Accelerating Infrastructure Spending to Support Global Recovery
It was a volatile year for financial markets, with a toll on lives and livelihoods that will ask for patience as world economies continue to cope with the COVID-19 pandemic entering 2021. Encouraging developments on the vaccine front late in 2020 and advances in the world’s ability to manage infection rates while still working, learning and spending are positive signs for 2021, and we are constructive on the outlook for global listed infrastructure for several reasons.
Looking ahead, we see a lot of infrastructure projects being accelerated as governments look for opportunities to support local economies. These will likely be skewed toward a diverse range of “local” projects, using local materials, aggregates, labor and contractors. We expect a number of these projects to be financed by the private sector and “paid for” by extending concession agreements. These are often neutral to near-term earnings but accretive to value and are often missed by the market.
In the U.S., the election of Joe Biden as president should further boost the focus on infrastructure spending, with projects related to renewable power generation and electric vehicles in the utilities sector likely to benefit. Should the Democrats regain control of the Senate, in addition to seeing a larger fiscal stimulus bill, cell towers could also see a boost from an initiative to expand broadband to rural areas while midstream energy could face headwinds due to a faster transition toward renewables.

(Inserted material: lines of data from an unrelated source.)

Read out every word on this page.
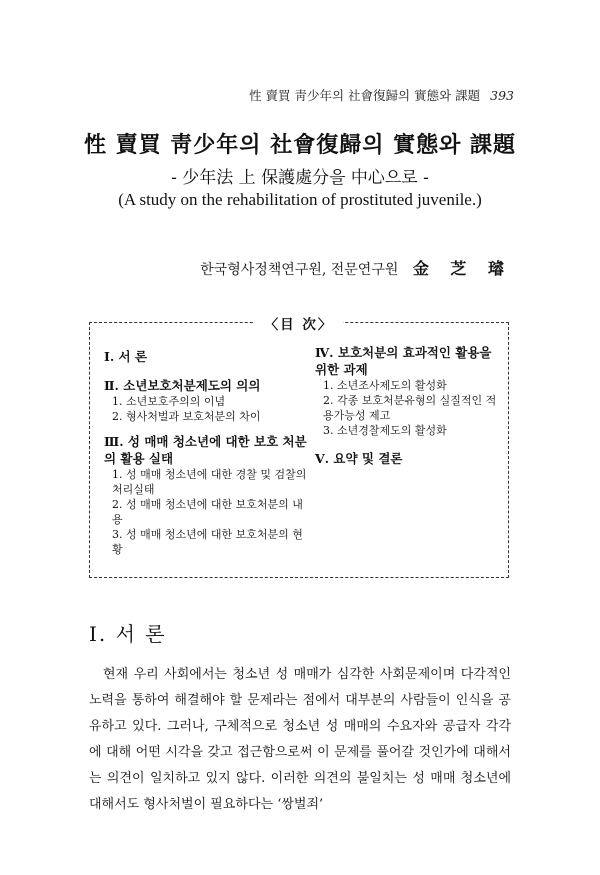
性 賣買 靑少年의 社會復歸의 實態와 課題 393
性 賣買 靑少年의 社會復歸의 實態와 課題
- 少年法 上 保護處分을 中心으로 -
(A study on the rehabilitation of prostituted juvenile.)
한국형사정책연구원, 전문연구원 金 芝 璿
〈目 次〉
Ⅰ. 서 론
Ⅱ. 소년보호처분제도의 의의
1. 소년보호주의의 이념
2. 형사처벌과 보호처분의 차이
Ⅲ. 성 매매 청소년에 대한 보호 처분의 활용 실태
1. 성 매매 청소년에 대한 경찰 및 검찰의 처리실태
2. 성 매매 청소년에 대한 보호처분의 내용
3. 성 매매 청소년에 대한 보호처분의 현황
Ⅳ. 보호처분의 효과적인 활용을 위한 과제
1. 소년조사제도의 활성화
2. 각종 보호처분유형의 실질적인 적용가능성 제고
3. 소년경찰제도의 활성화
Ⅴ. 요약 및 결론
Ⅰ. 서 론
현재 우리 사회에서는 청소년 성 매매가 심각한 사회문제이며 다각적인 노력을 통하여 해결해야 할 문제라는 점에서 대부분의 사람들이 인식을 공유하고 있다. 그러나, 구체적으로 청소년 성 매매의 수요자와 공급자 각각에 대해 어떤 시각을 갖고 접근함으로써 이 문제를 풀어갈 것인가에 대해서는 의견이 일치하고 있지 않다. 이러한 의견의 불일치는 성 매매 청소년에 대해서도 형사처벌이 필요하다는 ‘쌍벌죄’
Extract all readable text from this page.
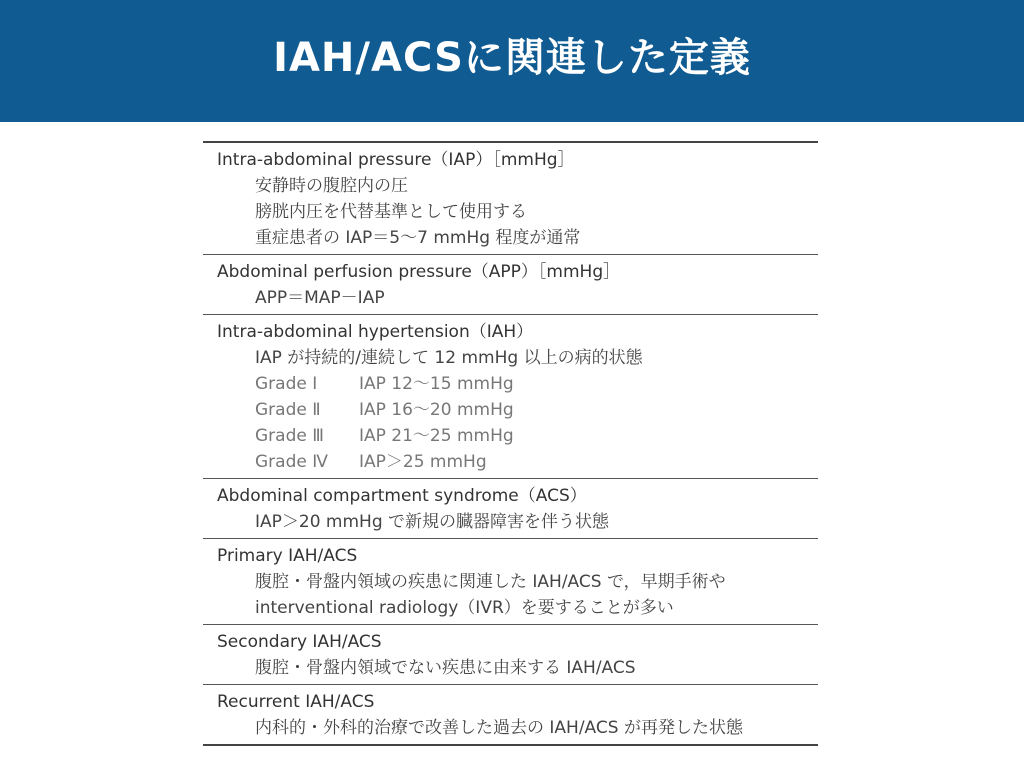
IAH/ACSに関連した定義
Intra-abdominal pressure（IAP）［mmHg］
安静時の腹腔内の圧
膀胱内圧を代替基準として使用する
重症患者の IAP＝5〜7 mmHg 程度が通常
Abdominal perfusion pressure（APP）［mmHg］
APP＝MAP－IAP
Intra-abdominal hypertension（IAH）
IAP が持続的/連続して 12 mmHg 以上の病的状態
Grade Ⅰ	IAP 12〜15 mmHg
Grade Ⅱ	IAP 16〜20 mmHg
Grade Ⅲ	IAP 21〜25 mmHg
Grade Ⅳ	IAP＞25 mmHg
Abdominal compartment syndrome（ACS）
IAP＞20 mmHg で新規の臓器障害を伴う状態
Primary IAH/ACS
腹腔・骨盤内領域の疾患に関連した IAH/ACS で，早期手術や
interventional radiology（IVR）を要することが多い
Secondary IAH/ACS
腹腔・骨盤内領域でない疾患に由来する IAH/ACS
Recurrent IAH/ACS
内科的・外科的治療で改善した過去の IAH/ACS が再発した状態
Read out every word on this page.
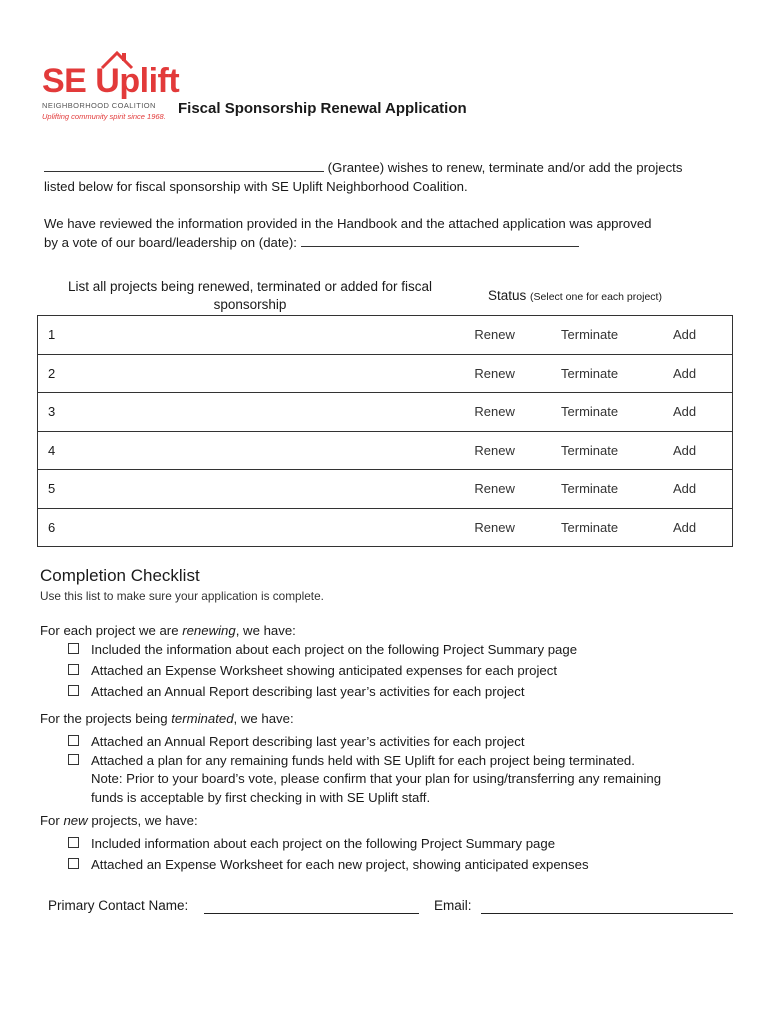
SE Uplift
NEIGHBORHOOD COALITION
Uplifting community spirit since 1968. Fiscal Sponsorship Renewal Application
(Grantee) wishes to renew, terminate and/or add the projects
listed below for fiscal sponsorship with SE Uplift Neighborhood Coalition.
We have reviewed the information provided in the Handbook and the attached application was approved
by a vote of our board/leadership on (date):
List all projects being renewed, terminated or added for fiscal sponsorship
Status (Select one for each project)
1	Renew	Terminate	Add
2	Renew	Terminate	Add
3	Renew	Terminate	Add
4	Renew	Terminate	Add
5	Renew	Terminate	Add
6	Renew	Terminate	Add
Completion Checklist
Use this list to make sure your application is complete.
For each project we are renewing, we have:
Included the information about each project on the following Project Summary page
Attached an Expense Worksheet showing anticipated expenses for each project
Attached an Annual Report describing last year’s activities for each project
For the projects being terminated, we have:
Attached an Annual Report describing last year’s activities for each project
Attached a plan for any remaining funds held with SE Uplift for each project being terminated.
Note: Prior to your board’s vote, please confirm that your plan for using/transferring any remaining
funds is acceptable by first checking in with SE Uplift staff.
For new projects, we have:
Included information about each project on the following Project Summary page
Attached an Expense Worksheet for each new project, showing anticipated expenses
Primary Contact Name:	Email:
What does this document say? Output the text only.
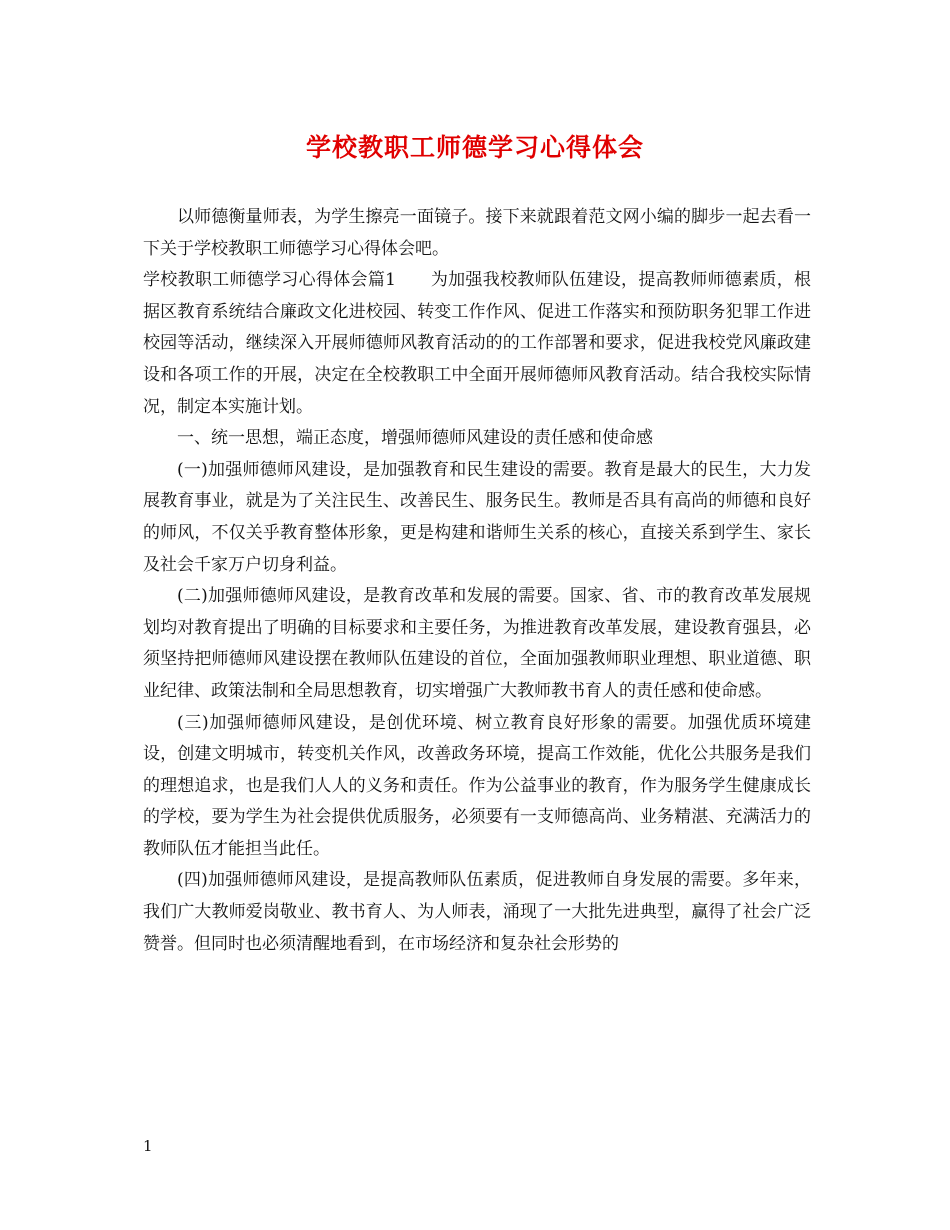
学校教职工师德学习心得体会

以师德衡量师表，为学生擦亮一面镜子。接下来就跟着范文网小编的脚步一起去看一下关于学校教职工师德学习心得体会吧。

学校教职工师德学习心得体会篇1　　为加强我校教师队伍建设，提高教师师德素质，根据区教育系统结合廉政文化进校园、转变工作作风、促进工作落实和预防职务犯罪工作进校园等活动，继续深入开展师德师风教育活动的的工作部署和要求，促进我校党风廉政建设和各项工作的开展，决定在全校教职工中全面开展师德师风教育活动。结合我校实际情况，制定本实施计划。

一、统一思想，端正态度，增强师德师风建设的责任感和使命感

(一)加强师德师风建设，是加强教育和民生建设的需要。教育是最大的民生，大力发展教育事业，就是为了关注民生、改善民生、服务民生。教师是否具有高尚的师德和良好的师风，不仅关乎教育整体形象，更是构建和谐师生关系的核心，直接关系到学生、家长及社会千家万户切身利益。

(二)加强师德师风建设，是教育改革和发展的需要。国家、省、市的教育改革发展规划均对教育提出了明确的目标要求和主要任务，为推进教育改革发展，建设教育强县，必须坚持把师德师风建设摆在教师队伍建设的首位，全面加强教师职业理想、职业道德、职业纪律、政策法制和全局思想教育，切实增强广大教师教书育人的责任感和使命感。

(三)加强师德师风建设，是创优环境、树立教育良好形象的需要。加强优质环境建设，创建文明城市，转变机关作风，改善政务环境，提高工作效能，优化公共服务是我们的理想追求，也是我们人人的义务和责任。作为公益事业的教育，作为服务学生健康成长的学校，要为学生为社会提供优质服务，必须要有一支师德高尚、业务精湛、充满活力的教师队伍才能担当此任。

(四)加强师德师风建设，是提高教师队伍素质，促进教师自身发展的需要。多年来，我们广大教师爱岗敬业、教书育人、为人师表，涌现了一大批先进典型，赢得了社会广泛赞誉。但同时也必须清醒地看到，在市场经济和复杂社会形势的

1
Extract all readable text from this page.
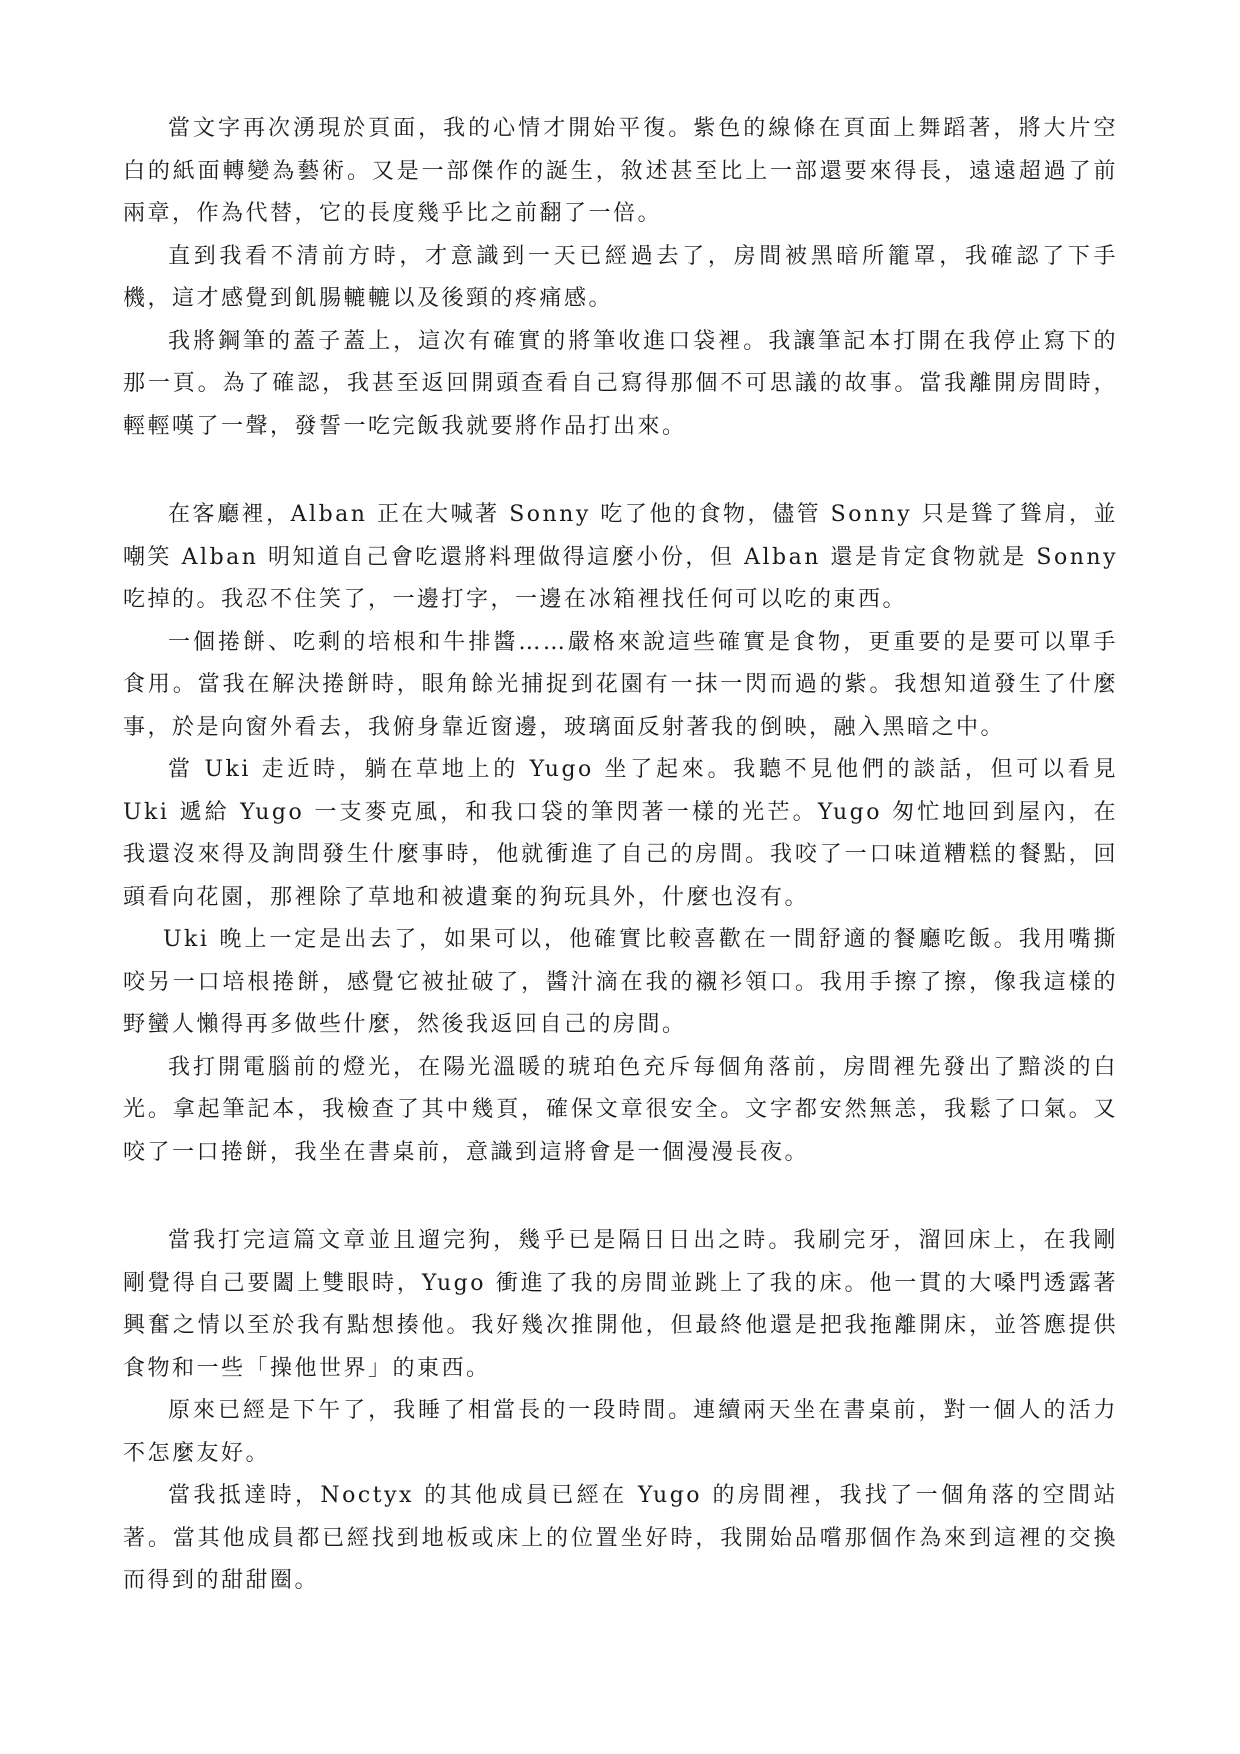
當文字再次湧現於頁面，我的心情才開始平復。紫色的線條在頁面上舞蹈著，將大片空白的紙面轉變為藝術。又是一部傑作的誕生，敘述甚至比上一部還要來得長，遠遠超過了前兩章，作為代替，它的長度幾乎比之前翻了一倍。

直到我看不清前方時，才意識到一天已經過去了，房間被黑暗所籠罩，我確認了下手機，這才感覺到飢腸轆轆以及後頸的疼痛感。

我將鋼筆的蓋子蓋上，這次有確實的將筆收進口袋裡。我讓筆記本打開在我停止寫下的那一頁。為了確認，我甚至返回開頭查看自己寫得那個不可思議的故事。當我離開房間時，輕輕嘆了一聲，發誓一吃完飯我就要將作品打出來。

在客廳裡，Alban 正在大喊著 Sonny 吃了他的食物，儘管 Sonny 只是聳了聳肩，並嘲笑 Alban 明知道自己會吃還將料理做得這麼小份，但 Alban 還是肯定食物就是 Sonny 吃掉的。我忍不住笑了，一邊打字，一邊在冰箱裡找任何可以吃的東西。

一個捲餅、吃剩的培根和牛排醬……嚴格來說這些確實是食物，更重要的是要可以單手食用。當我在解決捲餅時，眼角餘光捕捉到花園有一抹一閃而過的紫。我想知道發生了什麼事，於是向窗外看去，我俯身靠近窗邊，玻璃面反射著我的倒映，融入黑暗之中。

當 Uki 走近時，躺在草地上的 Yugo 坐了起來。我聽不見他們的談話，但可以看見 Uki 遞給 Yugo 一支麥克風，和我口袋的筆閃著一樣的光芒。Yugo 匆忙地回到屋內，在我還沒來得及詢問發生什麼事時，他就衝進了自己的房間。我咬了一口味道糟糕的餐點，回頭看向花園，那裡除了草地和被遺棄的狗玩具外，什麼也沒有。

Uki 晚上一定是出去了，如果可以，他確實比較喜歡在一間舒適的餐廳吃飯。我用嘴撕咬另一口培根捲餅，感覺它被扯破了，醬汁滴在我的襯衫領口。我用手擦了擦，像我這樣的野蠻人懶得再多做些什麼，然後我返回自己的房間。

我打開電腦前的燈光，在陽光溫暖的琥珀色充斥每個角落前，房間裡先發出了黯淡的白光。拿起筆記本，我檢查了其中幾頁，確保文章很安全。文字都安然無恙，我鬆了口氣。又咬了一口捲餅，我坐在書桌前，意識到這將會是一個漫漫長夜。

當我打完這篇文章並且遛完狗，幾乎已是隔日日出之時。我刷完牙，溜回床上，在我剛剛覺得自己要闔上雙眼時，Yugo 衝進了我的房間並跳上了我的床。他一貫的大嗓門透露著興奮之情以至於我有點想揍他。我好幾次推開他，但最終他還是把我拖離開床，並答應提供食物和一些「操他世界」的東西。

原來已經是下午了，我睡了相當長的一段時間。連續兩天坐在書桌前，對一個人的活力不怎麼友好。

當我抵達時，Noctyx 的其他成員已經在 Yugo 的房間裡，我找了一個角落的空間站著。當其他成員都已經找到地板或床上的位置坐好時，我開始品嚐那個作為來到這裡的交換而得到的甜甜圈。
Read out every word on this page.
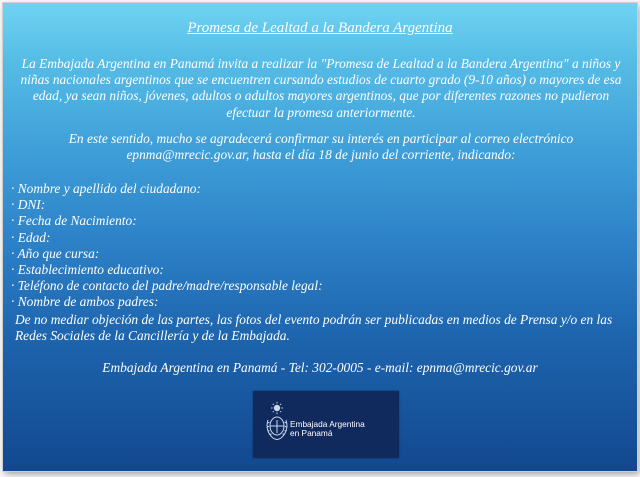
Promesa de Lealtad a la Bandera Argentina
La Embajada Argentina en Panamá invita a realizar la "Promesa de Lealtad a la Bandera Argentina" a niños y
niñas nacionales argentinos que se encuentren cursando estudios de cuarto grado (9-10 años) o mayores de esa
edad, ya sean niños, jóvenes, adultos o adultos mayores argentinos, que por diferentes razones no pudieron
efectuar la promesa anteriormente.
En este sentido, mucho se agradecerá confirmar su interés en participar al correo electrónico
epnma@mrecic.gov.ar, hasta el día 18 de junio del corriente, indicando:
· Nombre y apellido del ciudadano:
· DNI:
· Fecha de Nacimiento:
· Edad:
· Año que cursa:
· Establecimiento educativo:
· Teléfono de contacto del padre/madre/responsable legal:
· Nombre de ambos padres:
De no mediar objeción de las partes, las fotos del evento podrán ser publicadas en medios de Prensa y/o en las
Redes Sociales de la Cancillería y de la Embajada.
Embajada Argentina en Panamá - Tel: 302-0005 - e-mail: epnma@mrecic.gov.ar
Embajada Argentina
en Panamá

Utilities are a sector we feel bullish about for 2021 as they were hardly impacted by the pandemic due to their essential service nature, supportive regulation, importance in leading the decarbonisation of economies and their social importance as major employers. A variety of trends should accelerate asset growth and subsequent earnings, cash flow and dividend growth in the medium and longer term. These include higher renewable energy targets, gas to electricity switching (in residential as well as commercial), the build-out of electric vehicle charging infrastructure and the need to build grid resilience against increasingly destructive weather events related to climate change.
We also see opportunities in the transport space. Governments are seeking to use the “new normal” brought about by the pandemic to change consumer behavior when it comes to travel – Europe is incentivising rail over air travel, promoting 2021 as “the year of rail” – to reduce transport sector emissions. Additionally, in both Europe and North America we expect policies to support the onshoring of supply chains.
Finally, in many regions 2021 will see major steps forward in the rollout of 5G communications infrastructure. This will enhance the medium- to long-term earnings growth of the wireless tower industry, which is well-represented in listed markets across the U.S., Europe, Asia and emerging markets.